III. Les frais de deuxième instance arrêtés à 3'000 fr. (trois mille francs), sont mis à la charge des appelants P.________ et A.F.________, solidairement entre eux.

IV. L'arrêt motivé est exécutoire.

Le président : Le greffier :

Du 24 octobre 2012

Le dispositif de l'arrêt qui précède est communiqué par écrit aux intéressés.

Le greffier :

Du

L'arrêt qui précède, dont la rédaction a été approuvée à huis clos, est notifié en expédition complète, par l'envoi de photocopies, à :

‑ Me Rodrigue Sperisen (pour P.________ et A.F.________), ‑ X.________SA.

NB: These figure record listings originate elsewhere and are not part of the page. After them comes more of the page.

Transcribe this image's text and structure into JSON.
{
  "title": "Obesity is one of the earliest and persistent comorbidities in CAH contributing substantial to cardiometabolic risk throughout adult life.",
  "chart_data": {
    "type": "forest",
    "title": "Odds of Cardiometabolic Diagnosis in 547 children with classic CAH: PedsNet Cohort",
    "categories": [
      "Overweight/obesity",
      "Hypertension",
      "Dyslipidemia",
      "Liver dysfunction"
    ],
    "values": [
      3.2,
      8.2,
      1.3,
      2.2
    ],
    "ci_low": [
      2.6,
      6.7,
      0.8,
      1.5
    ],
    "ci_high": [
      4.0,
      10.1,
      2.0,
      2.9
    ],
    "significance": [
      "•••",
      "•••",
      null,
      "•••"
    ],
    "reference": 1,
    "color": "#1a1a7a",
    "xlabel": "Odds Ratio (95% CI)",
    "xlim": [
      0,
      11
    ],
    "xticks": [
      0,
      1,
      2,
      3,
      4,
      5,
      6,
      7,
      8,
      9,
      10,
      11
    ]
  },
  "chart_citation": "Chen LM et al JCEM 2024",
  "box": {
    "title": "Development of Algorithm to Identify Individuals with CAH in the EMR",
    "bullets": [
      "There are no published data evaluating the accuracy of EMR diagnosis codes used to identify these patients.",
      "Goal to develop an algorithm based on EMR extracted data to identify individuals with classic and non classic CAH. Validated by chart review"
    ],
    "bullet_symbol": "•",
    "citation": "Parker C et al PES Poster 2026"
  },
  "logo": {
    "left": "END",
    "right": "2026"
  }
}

La Cour d’appel civile considère que la valeur litigieuse est supérieure à 30'000 francs.

Le présent arrêt peut faire l'objet d'un recours en matière civile devant le Tribunal fédéral au sens des art. 72 ss LTF (loi du 17 juin 2005 sur le Tribunal fédéral – RS 173.110), cas échéant d'un recours constitutionnel subsidiaire au sens des art. 113 ss LTF. Dans les affaires pécuniaires, le recours en matière civile n'est recevable que si la valeur litigieuse s'élève au moins à 15'000 fr. en matière de droit du travail et de droit du bail à loyer, à 30'000 fr. dans les autres cas, à moins que la contestation ne soulève une question juridique de principe (art. 74 LTF). Ces recours doivent être déposés devant le Tribunal fédéral dans les trente jours qui suivent la présente notification (art. 100 al. 1 LTF).

Cet arrêt est communiqué, par l'envoi de photocopies, à :

‑ M. le Président de la Cour civile du Tribunal cantonal.